Проводив Боброва до палаты, он надел старый, истертый, рыжего цвета реглан и отправился вниз – туда, где расчаленный тросами у самого ската на залив стоял огромный серый поплавковый самолет. Там, на ящике, покуривал Курочка и рядом с ним грелся, как большой кот на солнце, Калугин. Солнце здесь, за полярным кругом, еще вовсе не грело, но Калугин для самого себя делал такой вид, что греется, и даже ворчал, в том смысле, что нынче сильно припекает и не пойти ли в тень.
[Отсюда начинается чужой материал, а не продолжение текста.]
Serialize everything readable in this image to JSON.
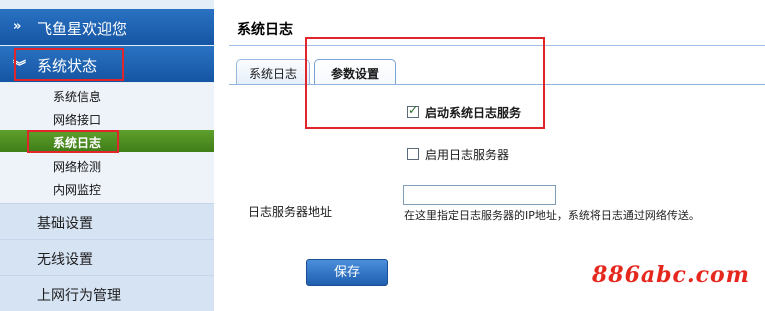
{
  "sidebar": {
    "welcome": "飞鱼星欢迎您",
    "status_section": "系统状态",
    "sub_items": [
      {
        "label": "系统信息"
      },
      {
        "label": "网络接口"
      },
      {
        "label": "系统日志"
      },
      {
        "label": "网络检测"
      },
      {
        "label": "内网监控"
      }
    ],
    "sections": [
      {
        "label": "基础设置"
      },
      {
        "label": "无线设置"
      },
      {
        "label": "上网行为管理"
      }
    ]
  },
  "main": {
    "title": "系统日志",
    "tabs": [
      {
        "label": "系统日志"
      },
      {
        "label": "参数设置"
      }
    ],
    "enable_log_label": "启动系统日志服务",
    "enable_log_checked": true,
    "enable_server_label": "启用日志服务器",
    "enable_server_checked": false,
    "server_addr_label": "日志服务器地址",
    "server_addr_value": "",
    "server_addr_hint": "在这里指定日志服务器的IP地址，系统将日志通过网络传送。",
    "save_label": "保存"
  },
  "watermark": "886abc.com",
  "colors": {
    "sidebar_header": "#1c62b3",
    "active_item": "#4f8f24",
    "highlight_box": "#e0262b",
    "button": "#2f73c6"
  }
}
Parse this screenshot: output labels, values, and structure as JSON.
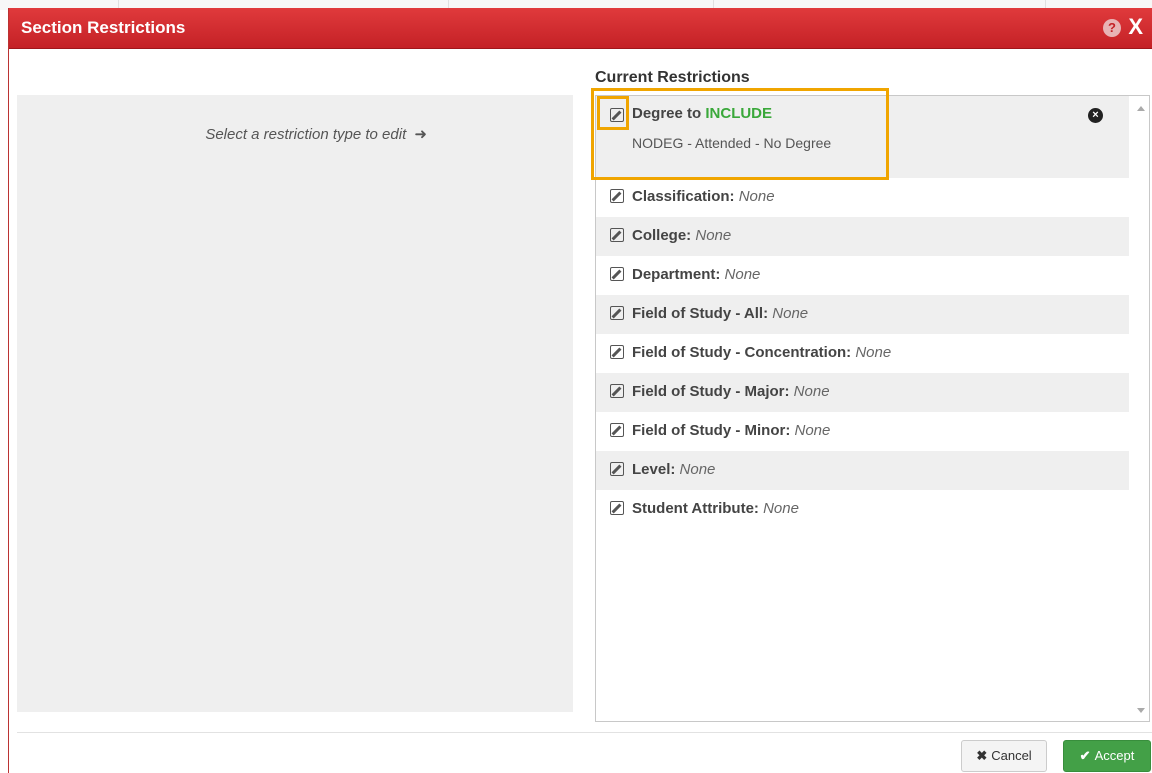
{
  "dialog": {
    "title": "Section Restrictions",
    "help_icon": "?",
    "close_icon": "X"
  },
  "left_panel": {
    "hint": "Select a restriction type to edit",
    "arrow_icon": "➜"
  },
  "current_restrictions": {
    "heading": "Current Restrictions",
    "active": {
      "label": "Degree to ",
      "mode": "INCLUDE",
      "value": "NODEG - Attended - No Degree",
      "remove_icon": "×"
    },
    "items": [
      {
        "label": "Classification:",
        "value": "None"
      },
      {
        "label": "College:",
        "value": "None"
      },
      {
        "label": "Department:",
        "value": "None"
      },
      {
        "label": "Field of Study - All:",
        "value": "None"
      },
      {
        "label": "Field of Study - Concentration:",
        "value": "None"
      },
      {
        "label": "Field of Study - Major:",
        "value": "None"
      },
      {
        "label": "Field of Study - Minor:",
        "value": "None"
      },
      {
        "label": "Level:",
        "value": "None"
      },
      {
        "label": "Student Attribute:",
        "value": "None"
      }
    ]
  },
  "footer": {
    "cancel_label": "Cancel",
    "cancel_icon": "✖",
    "accept_label": "Accept",
    "accept_icon": "✔"
  },
  "colors": {
    "titlebar": "#c42126",
    "include_accent": "#3aa83a",
    "highlight": "#f0a500",
    "accept_button": "#43a047"
  }
}
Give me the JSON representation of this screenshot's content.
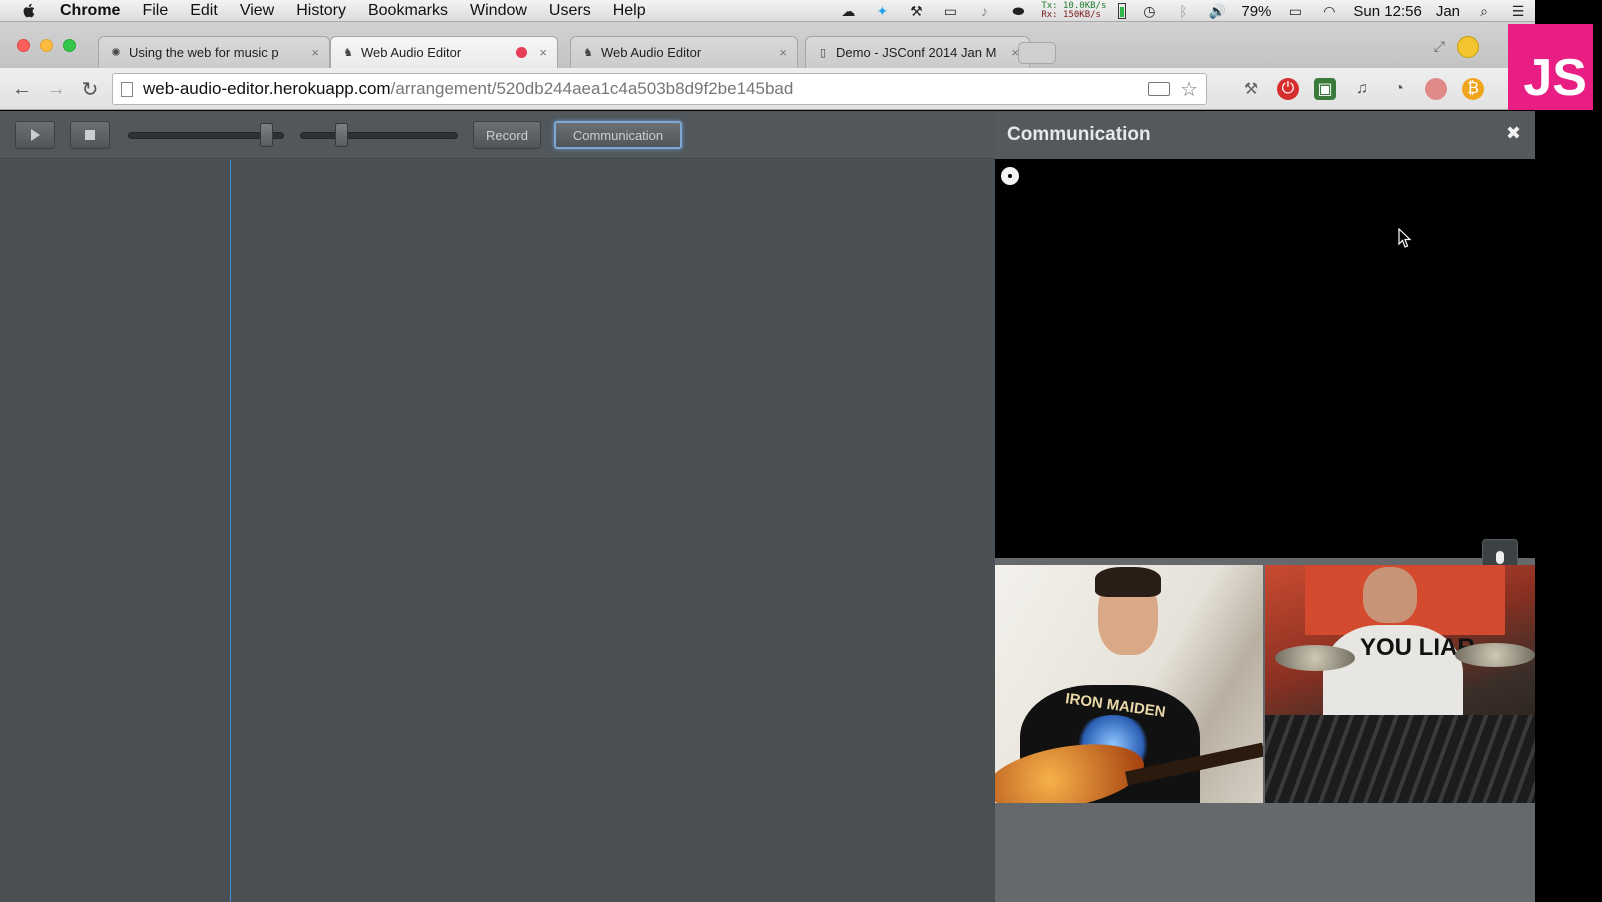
{
  "menubar": {
    "app_name": "Chrome",
    "items": [
      "File",
      "Edit",
      "View",
      "History",
      "Bookmarks",
      "Window",
      "Users",
      "Help"
    ],
    "net_tx": "Tx: 10.0KB/s",
    "net_rx": "Rx: 150KB/s",
    "battery_percent": "79%",
    "clock": "Sun 12:56",
    "user": "Jan"
  },
  "tabs": [
    {
      "title": "Using the web for music p",
      "favicon": "loading-icon",
      "active": false
    },
    {
      "title": "Web Audio Editor",
      "favicon": "app-icon",
      "active": true,
      "recording": true
    },
    {
      "title": "Web Audio Editor",
      "favicon": "app-icon",
      "active": false
    },
    {
      "title": "Demo - JSConf 2014 Jan M",
      "favicon": "document-icon",
      "active": false
    }
  ],
  "address": {
    "host": "web-audio-editor.herokuapp.com",
    "path": "/arrangement/520db244aea1c4a503b8d9f2be145bad"
  },
  "editor": {
    "record_label": "Record",
    "communication_label": "Communication",
    "master_volume": 0.92,
    "zoom_level": 0.24
  },
  "communication_panel": {
    "title": "Communication",
    "close_glyph": "✖",
    "left_cam_text": "IRON MAIDEN",
    "right_cam_text": "YOU LIAR"
  },
  "badge": {
    "text": "JS",
    "color": "#e91e84"
  },
  "colors": {
    "accent_blue": "#7fa7d4",
    "playhead": "#3f8fd8",
    "recording_red": "#e63d55"
  }
}
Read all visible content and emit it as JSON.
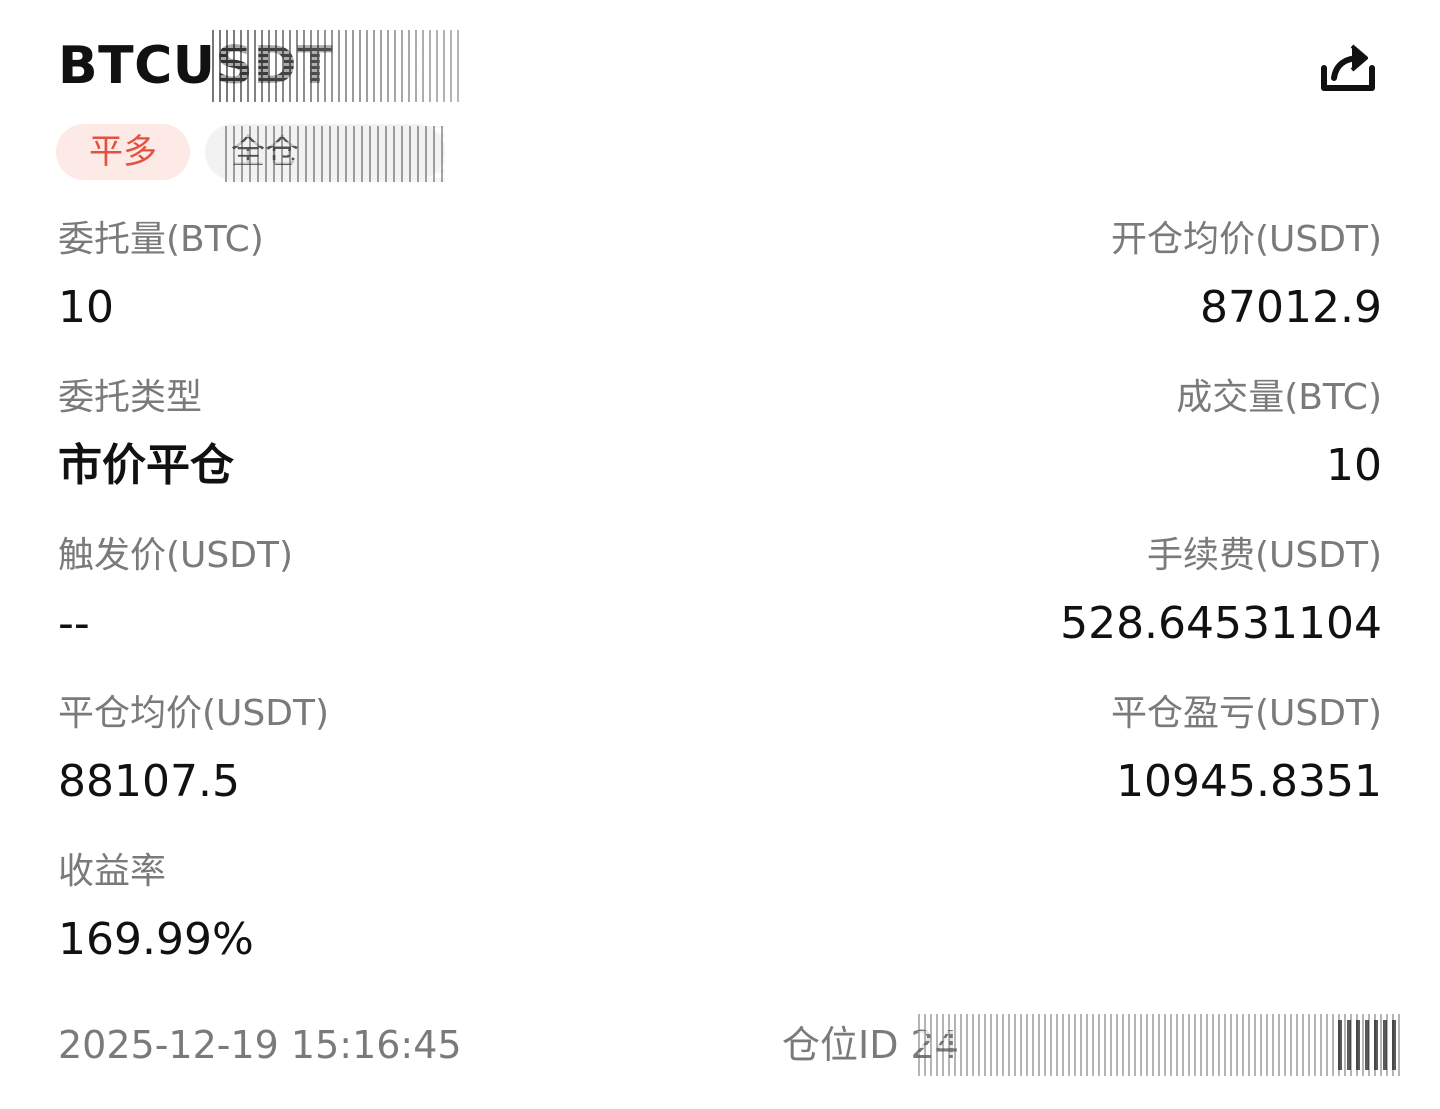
{
  "header": {
    "symbol": "BTCUSDT",
    "share_icon": "share-icon",
    "direction_tag": "平多",
    "mode_tag": "全仓"
  },
  "fields": {
    "order_qty": {
      "label": "委托量(BTC)",
      "value": "10"
    },
    "avg_open_price": {
      "label": "开仓均价(USDT)",
      "value": "87012.9"
    },
    "order_type": {
      "label": "委托类型",
      "value": "市价平仓"
    },
    "filled_qty": {
      "label": "成交量(BTC)",
      "value": "10"
    },
    "trigger_price": {
      "label": "触发价(USDT)",
      "value": "--"
    },
    "fee": {
      "label": "手续费(USDT)",
      "value": "528.64531104"
    },
    "avg_close_price": {
      "label": "平仓均价(USDT)",
      "value": "88107.5"
    },
    "close_pnl": {
      "label": "平仓盈亏(USDT)",
      "value": "10945.8351"
    },
    "roi": {
      "label": "收益率",
      "value": "169.99%"
    }
  },
  "footer": {
    "datetime": "2025-12-19 15:16:45",
    "position_id": "仓位ID 24"
  },
  "colors": {
    "direction_tag_bg": "#fde9e6",
    "direction_tag_text": "#e0533e",
    "label_text": "#7a7a7a",
    "value_text": "#111111"
  }
}
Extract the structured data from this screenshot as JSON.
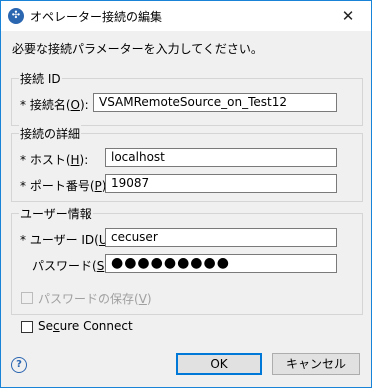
{
  "window": {
    "title": "オペレーター接続の編集",
    "close_glyph": "✕",
    "app_icon_glyph": "✣"
  },
  "instruction": "必要な接続パラメーターを入力してください。",
  "connection_id": {
    "group_title": "接続 ID",
    "name_label_pre": "* 接続名(",
    "name_label_key": "O",
    "name_label_post": "):",
    "name_value": "VSAMRemoteSource_on_Test12"
  },
  "connection_details": {
    "group_title": "接続の詳細",
    "host_label_pre": "* ホスト(",
    "host_label_key": "H",
    "host_label_post": "):",
    "host_value": "localhost",
    "port_label_pre": "* ポート番号(",
    "port_label_key": "P",
    "port_label_post": "):",
    "port_value": "19087"
  },
  "user_info": {
    "group_title": "ユーザー情報",
    "user_label_pre": "* ユーザー ID(",
    "user_label_key": "U",
    "user_label_post": "):",
    "user_value": "cecuser",
    "password_label_pre": "パスワード(",
    "password_label_key": "S",
    "password_label_post": "):",
    "password_mask": "●●●●●●●●●",
    "save_password_pre": "パスワードの保存(",
    "save_password_key": "V",
    "save_password_post": ")",
    "save_password_checked": false,
    "save_password_enabled": false
  },
  "secure_connect": {
    "label_pre": "Se",
    "label_key": "c",
    "label_post": "ure Connect",
    "checked": false
  },
  "buttons": {
    "ok": "OK",
    "cancel": "キャンセル"
  },
  "help_icon_glyph": "?"
}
– Привет! – сказал Александр Маркович. – Как идут наши дела? Кстати, я думал насчет красного креста. Все-таки имеет смысл нарисовать. Знаете, на фюзеляже и на плоскостях…

– Вы считаете? – спросил Калугин угрюмо и насмешливо.

– Я учился в Германии, – сказал Александр Маркович, – и немного знаю этот народ. Так невероятно, так дико себе представить…

– А вы не слишком задумывайтесь! – по-прежнему угрюмо посоветовал Калугин. – Сейчас не время задумываться. Всю эту сволочь, которая лезет к нам, надо бить беспощадно. Авось придут в себя…

– У меня был профессор-немец, – грустно и негромко продолжал Левин. – Патологоанатом. Светлый ум и…

– Вот для него вы и хотите налепить на самолет красный крест? – перебил Калугин. – Так он не увидит вашего креста. Потому что, если он порядочный человек, то сидит в концлагере и ждет, покуда мы его освободим. Во всяком случае, я лично не советую вам рассуждать насчет красного креста нынче…

– Да, да, это, конечно, так, – согласился Левин и задумался, вспоминая своего патологоанатома.

Все втроем они сидели и курили, щурясь на блестящую воду залива, и на далекие дымки кораблей, и на противоположный берег, слегка розовеющий своими снегами.

– Да, война-войнишка, – сказал вдруг Калугин и опять замолчал.

У него была такая манера: произнести одну, оторванную от всего фразу и опять надолго замолчать.

А Курочка насвистывал. У него был удивительный слух и никакого голоса, но свистел он отлично – тихо, едва слышно и необыкновенно мелодично, будто не человек свистит, а где-то далеко-далеко играет большой оркестр, и слышно не все, что он играет, а только самое главное, самое трогающее и самое нужное в эти мгновения.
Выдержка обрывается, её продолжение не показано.